Illustration by Ryan Kirby
Winter is prime time to catch a giant blue catfish. "Big blues actually become more aggressive once the water temperature dips below 40 degrees," says Jim Moyer, a veteran guide from Clarksville, Tenn., who has bagged cats close to 80 pounds during winter. "I've had fast action on monster blues in water as cold as 35 degrees." Here's his plan:
Moyer looks for fast-sloping ledges in 30 to 50 feet of water. "This is way deeper than most guys fish," he says, "but it's where the biggest blues hang out now." Another key factor: heavy current. "Current oxygenates the water and sends food in the form of dead and injured baitfish tumbling along the bottom."
Drop On In
The area where a feeder creek enters the main river is a good place to begin your quest, Moyer says. "Idle your boat out from the creek mouth and look for places with a rapid drop into deep water on your graph.
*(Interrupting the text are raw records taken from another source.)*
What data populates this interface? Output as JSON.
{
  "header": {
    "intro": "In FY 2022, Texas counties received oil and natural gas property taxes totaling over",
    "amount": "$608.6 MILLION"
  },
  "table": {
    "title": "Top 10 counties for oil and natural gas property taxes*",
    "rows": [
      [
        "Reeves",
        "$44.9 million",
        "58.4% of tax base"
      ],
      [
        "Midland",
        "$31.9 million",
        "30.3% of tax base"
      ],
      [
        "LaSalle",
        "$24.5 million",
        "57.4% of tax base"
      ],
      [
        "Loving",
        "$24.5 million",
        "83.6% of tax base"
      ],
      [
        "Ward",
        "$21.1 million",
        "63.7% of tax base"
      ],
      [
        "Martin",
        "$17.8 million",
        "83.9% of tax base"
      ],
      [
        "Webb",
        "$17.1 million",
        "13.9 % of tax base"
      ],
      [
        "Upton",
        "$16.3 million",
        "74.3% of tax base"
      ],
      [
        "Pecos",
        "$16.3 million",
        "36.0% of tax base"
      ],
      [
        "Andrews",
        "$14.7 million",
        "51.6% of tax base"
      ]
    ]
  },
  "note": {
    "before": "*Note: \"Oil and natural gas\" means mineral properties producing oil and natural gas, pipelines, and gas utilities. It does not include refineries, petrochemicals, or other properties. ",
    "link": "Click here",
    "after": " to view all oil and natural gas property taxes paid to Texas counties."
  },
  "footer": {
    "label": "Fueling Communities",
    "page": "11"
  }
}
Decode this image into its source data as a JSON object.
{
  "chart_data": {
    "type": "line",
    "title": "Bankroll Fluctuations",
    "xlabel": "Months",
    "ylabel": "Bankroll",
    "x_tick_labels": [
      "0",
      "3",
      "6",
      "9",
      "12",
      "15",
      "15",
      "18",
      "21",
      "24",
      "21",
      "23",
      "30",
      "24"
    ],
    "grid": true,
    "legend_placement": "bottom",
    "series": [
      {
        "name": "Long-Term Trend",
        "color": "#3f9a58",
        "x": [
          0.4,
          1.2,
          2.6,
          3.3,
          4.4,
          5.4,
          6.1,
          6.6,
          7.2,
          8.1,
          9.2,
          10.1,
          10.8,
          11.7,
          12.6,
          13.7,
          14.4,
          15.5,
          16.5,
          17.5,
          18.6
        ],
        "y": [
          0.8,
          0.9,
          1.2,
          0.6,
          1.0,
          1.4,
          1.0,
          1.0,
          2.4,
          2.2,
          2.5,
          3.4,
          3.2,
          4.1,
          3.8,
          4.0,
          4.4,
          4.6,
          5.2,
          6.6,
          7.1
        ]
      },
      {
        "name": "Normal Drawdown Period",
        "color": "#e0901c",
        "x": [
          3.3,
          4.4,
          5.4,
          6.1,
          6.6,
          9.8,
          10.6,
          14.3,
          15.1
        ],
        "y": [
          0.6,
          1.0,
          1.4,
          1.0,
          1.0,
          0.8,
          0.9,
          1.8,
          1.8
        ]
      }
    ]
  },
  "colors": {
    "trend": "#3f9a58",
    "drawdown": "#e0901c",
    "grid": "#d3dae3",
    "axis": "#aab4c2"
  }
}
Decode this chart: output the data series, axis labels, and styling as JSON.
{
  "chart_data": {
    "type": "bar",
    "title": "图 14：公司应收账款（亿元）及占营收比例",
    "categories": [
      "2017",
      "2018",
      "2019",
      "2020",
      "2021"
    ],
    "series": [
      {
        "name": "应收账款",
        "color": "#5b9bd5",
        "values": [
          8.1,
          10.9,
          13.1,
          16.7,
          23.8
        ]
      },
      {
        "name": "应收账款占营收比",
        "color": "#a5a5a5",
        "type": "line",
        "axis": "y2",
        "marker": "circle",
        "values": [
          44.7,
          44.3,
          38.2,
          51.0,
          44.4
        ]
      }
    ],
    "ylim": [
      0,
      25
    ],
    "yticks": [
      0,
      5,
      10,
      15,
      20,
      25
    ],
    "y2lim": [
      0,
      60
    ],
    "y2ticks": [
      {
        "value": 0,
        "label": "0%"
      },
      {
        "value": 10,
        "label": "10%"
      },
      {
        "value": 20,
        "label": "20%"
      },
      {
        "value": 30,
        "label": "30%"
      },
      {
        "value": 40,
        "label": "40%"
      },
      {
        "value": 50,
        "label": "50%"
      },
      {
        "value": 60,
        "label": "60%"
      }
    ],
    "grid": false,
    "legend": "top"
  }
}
The best drops have scattered wood and rock cover on them, providing ambush stations for fish."
Moyer drops a 35-pound anchor well upstream of his target, then lets out rope until he can reach his target with a long cast. Once in position, he prepares his tackle, careful to make as little noise as possible. "Big blues are very spooky. I've seen them quit biting when I dropped a sinker on the deck of my boat."
Moyer's bait rig consists of a 4- to 6-ounce sliding egg sinker on the main line and an 8/0 Gamakatsu Octopus circle hook at the end of a 3-foot leader. He baits chunks of fresh-caught skipjack herring onto the hook, lobs the rig downstream, sets the rod in a holder, then waits for the rod to bend over.